I came across this question about the existence of a no-where zero $1$-form on $S^2$. I argued as follows.
I know $S^2$ is a symplectic manifold with symplectic $2$-form $\omega$ (say). So we have a bijection from the space of vector fields to $1$-forms given by the interior product
$\mathfrak X(S^2)\longrightarrow \Omega^1(S^2) \\
X\longmapsto\iota_X\omega$
But the Hairy Ball Theorem says $\exists p\in S^2$ such that
$X_p=0 \\
\implies (\iota_X\omega)_p(v)=w_p(X_p,v)=0 \ \forall \ v\in T_pS^2$
and hence $\iota_X\omega$ is NOT nowhere zero.
My question is what if we have a similar question for higher dimensional spheres. We know $S^{2n}$ is not symplectic if $n>1$ as $H^2_{dR}(S^{2n})=0$ so my approach as above clearly fails. In general what can we say about the existence of lower dimensional nowhere zero forms because a nowhere zero top form exists iff the manifold is orientable.
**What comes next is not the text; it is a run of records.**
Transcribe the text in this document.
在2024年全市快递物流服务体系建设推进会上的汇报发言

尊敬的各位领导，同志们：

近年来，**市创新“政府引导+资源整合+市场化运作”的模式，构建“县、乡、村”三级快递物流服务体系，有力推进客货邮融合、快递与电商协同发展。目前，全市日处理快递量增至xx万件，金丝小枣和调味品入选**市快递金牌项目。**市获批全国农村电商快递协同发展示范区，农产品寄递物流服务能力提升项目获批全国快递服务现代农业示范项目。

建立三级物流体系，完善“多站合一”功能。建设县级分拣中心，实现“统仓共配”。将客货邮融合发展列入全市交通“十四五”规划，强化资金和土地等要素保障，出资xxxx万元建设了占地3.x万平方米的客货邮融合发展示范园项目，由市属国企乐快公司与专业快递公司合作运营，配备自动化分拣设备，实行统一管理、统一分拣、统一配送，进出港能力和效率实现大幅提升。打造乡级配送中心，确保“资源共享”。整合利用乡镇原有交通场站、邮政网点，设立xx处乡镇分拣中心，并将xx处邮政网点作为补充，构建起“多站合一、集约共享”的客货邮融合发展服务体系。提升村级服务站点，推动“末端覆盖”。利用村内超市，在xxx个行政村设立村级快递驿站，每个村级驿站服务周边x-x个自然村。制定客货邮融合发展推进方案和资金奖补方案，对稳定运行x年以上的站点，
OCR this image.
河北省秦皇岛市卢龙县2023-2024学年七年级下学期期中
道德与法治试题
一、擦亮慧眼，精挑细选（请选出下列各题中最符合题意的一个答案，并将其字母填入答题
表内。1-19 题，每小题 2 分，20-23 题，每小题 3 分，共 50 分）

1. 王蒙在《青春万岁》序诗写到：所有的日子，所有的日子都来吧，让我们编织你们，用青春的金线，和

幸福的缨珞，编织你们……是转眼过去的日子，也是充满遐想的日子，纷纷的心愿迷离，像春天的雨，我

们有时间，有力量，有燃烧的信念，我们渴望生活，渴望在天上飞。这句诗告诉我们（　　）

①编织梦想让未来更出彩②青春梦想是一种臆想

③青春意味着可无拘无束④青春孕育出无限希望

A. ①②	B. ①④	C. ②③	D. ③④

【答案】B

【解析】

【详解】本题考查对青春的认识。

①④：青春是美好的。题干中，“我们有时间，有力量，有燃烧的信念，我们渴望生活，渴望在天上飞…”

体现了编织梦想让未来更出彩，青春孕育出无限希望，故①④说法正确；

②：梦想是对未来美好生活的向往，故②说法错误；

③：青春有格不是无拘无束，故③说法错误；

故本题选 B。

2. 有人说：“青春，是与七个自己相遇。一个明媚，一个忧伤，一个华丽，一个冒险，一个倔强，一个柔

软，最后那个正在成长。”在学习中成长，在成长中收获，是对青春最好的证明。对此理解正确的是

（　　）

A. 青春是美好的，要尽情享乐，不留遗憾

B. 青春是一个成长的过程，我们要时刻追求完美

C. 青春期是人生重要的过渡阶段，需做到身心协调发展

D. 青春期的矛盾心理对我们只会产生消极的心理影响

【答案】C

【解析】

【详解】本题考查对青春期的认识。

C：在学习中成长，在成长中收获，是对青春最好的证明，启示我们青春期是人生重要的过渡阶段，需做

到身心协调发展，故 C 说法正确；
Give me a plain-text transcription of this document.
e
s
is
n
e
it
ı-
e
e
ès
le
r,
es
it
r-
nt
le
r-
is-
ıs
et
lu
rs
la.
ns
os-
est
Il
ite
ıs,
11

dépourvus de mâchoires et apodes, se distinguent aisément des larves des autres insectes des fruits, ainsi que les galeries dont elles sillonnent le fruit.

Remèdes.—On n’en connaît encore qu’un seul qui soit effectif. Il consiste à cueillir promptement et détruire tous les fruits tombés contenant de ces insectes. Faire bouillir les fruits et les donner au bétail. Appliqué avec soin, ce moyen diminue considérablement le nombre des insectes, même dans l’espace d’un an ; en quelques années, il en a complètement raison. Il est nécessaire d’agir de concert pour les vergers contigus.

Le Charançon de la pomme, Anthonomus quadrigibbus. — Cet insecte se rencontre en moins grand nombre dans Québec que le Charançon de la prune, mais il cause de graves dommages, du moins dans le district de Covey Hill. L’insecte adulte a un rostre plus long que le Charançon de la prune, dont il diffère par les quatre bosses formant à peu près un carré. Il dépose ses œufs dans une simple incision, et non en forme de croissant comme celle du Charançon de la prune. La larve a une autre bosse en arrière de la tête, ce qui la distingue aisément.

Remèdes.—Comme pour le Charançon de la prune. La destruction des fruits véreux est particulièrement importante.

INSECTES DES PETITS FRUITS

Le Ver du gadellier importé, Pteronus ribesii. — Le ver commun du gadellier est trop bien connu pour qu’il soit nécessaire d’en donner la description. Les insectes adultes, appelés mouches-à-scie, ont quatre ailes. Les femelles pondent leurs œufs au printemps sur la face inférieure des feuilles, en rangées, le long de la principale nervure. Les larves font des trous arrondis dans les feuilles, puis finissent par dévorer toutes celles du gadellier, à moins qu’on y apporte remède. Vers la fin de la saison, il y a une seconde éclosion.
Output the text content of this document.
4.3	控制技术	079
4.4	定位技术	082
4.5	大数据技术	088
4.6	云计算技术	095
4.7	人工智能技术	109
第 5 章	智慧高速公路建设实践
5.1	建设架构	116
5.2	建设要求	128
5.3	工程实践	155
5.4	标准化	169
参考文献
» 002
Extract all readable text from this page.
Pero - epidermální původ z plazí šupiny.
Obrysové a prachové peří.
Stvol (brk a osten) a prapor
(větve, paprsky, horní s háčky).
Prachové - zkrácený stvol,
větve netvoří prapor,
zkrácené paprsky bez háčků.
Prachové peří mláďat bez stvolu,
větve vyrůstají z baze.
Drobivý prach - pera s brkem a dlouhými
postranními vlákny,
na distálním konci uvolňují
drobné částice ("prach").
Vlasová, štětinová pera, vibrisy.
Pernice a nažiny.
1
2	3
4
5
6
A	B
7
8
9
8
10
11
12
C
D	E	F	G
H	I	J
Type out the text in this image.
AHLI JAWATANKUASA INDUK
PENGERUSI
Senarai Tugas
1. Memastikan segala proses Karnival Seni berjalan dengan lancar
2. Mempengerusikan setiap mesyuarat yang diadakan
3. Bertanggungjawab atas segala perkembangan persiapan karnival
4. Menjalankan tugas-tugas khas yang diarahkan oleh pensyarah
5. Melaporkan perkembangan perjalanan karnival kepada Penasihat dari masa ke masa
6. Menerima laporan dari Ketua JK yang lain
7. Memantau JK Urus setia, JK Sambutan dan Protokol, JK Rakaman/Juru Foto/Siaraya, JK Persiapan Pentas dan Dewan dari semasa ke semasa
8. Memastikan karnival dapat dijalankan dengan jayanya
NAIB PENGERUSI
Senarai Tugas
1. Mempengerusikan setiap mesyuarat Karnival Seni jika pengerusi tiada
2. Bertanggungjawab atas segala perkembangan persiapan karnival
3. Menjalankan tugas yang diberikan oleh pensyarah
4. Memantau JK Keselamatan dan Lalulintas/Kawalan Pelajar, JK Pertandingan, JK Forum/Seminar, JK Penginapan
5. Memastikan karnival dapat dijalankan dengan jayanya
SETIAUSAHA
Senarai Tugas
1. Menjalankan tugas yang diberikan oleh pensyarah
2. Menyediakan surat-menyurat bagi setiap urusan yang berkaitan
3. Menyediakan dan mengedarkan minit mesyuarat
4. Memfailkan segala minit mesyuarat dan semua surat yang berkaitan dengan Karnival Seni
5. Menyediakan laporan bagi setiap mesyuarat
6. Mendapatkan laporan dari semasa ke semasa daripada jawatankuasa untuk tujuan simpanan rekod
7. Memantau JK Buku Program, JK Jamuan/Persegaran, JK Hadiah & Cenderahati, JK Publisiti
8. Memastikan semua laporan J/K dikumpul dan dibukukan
If $g$ is a Riemannian metric on a smooth manifold $M$, there is an isomorphism $\Phi_g : \mathfrak{X}(M) \to \Omega^1(M)$ given by $X \mapsto g(X, \cdot)$. In particular, for any one-form $\alpha$, there is a vector field $X_{\alpha}$ such that $\alpha = g(X_{\alpha}, \cdot)$. It follows that $\alpha_p = 0$ if and only if $(X_{\alpha})_p = 0$, so $M$ admits a nowhere-zero one-form if and only if $M$ admits a nowhere-zero vector field. By the Poincaré-Hopf Theorem, if a closed connected orientable manifold $M$ admits a nowhere-zero vector field, then $\chi(M) = 0$; the converse is also true, see here. Therefore $S^n$ admit a nowhere-zero one-form if and only if $n$ is odd. Viewing $S^{2m-1}$ as the unit sphere in $\mathbb{C}^m$ with coordinates $(x^1, y^1, \dots, x^m, y^m)$, an example of such a form is the restriction of $-y^1dx^1 + x^1dy^1 + \dots - y^mdx^m + x^mdy^m$ to $S^{2m-1}$.
For other forms, note that if $\alpha$ is nowhere-zero one-form on a closed smooth oriented $n$-dimensional manifold $M$, equipped with a Riemannian metric $g$, then $\ast\alpha$ is a nowhere-zero $(n-1)$-form. For intermediate forms, note that $\operatorname{rank}(\bigwedge^kT^*M) = \binom{n}{k} > n = \dim M$, so it follows from obstruction theory that $\bigwedge^kT^*M$ admits a nowhere-zero section, and hence $M$ admits a nowhere-zero $k$-form. In particular, every sphere $S^n$ admits nowhere-zero $k$-forms for all $k = 2, \dots, n - 2$, as well as $k = 0$ and $n$.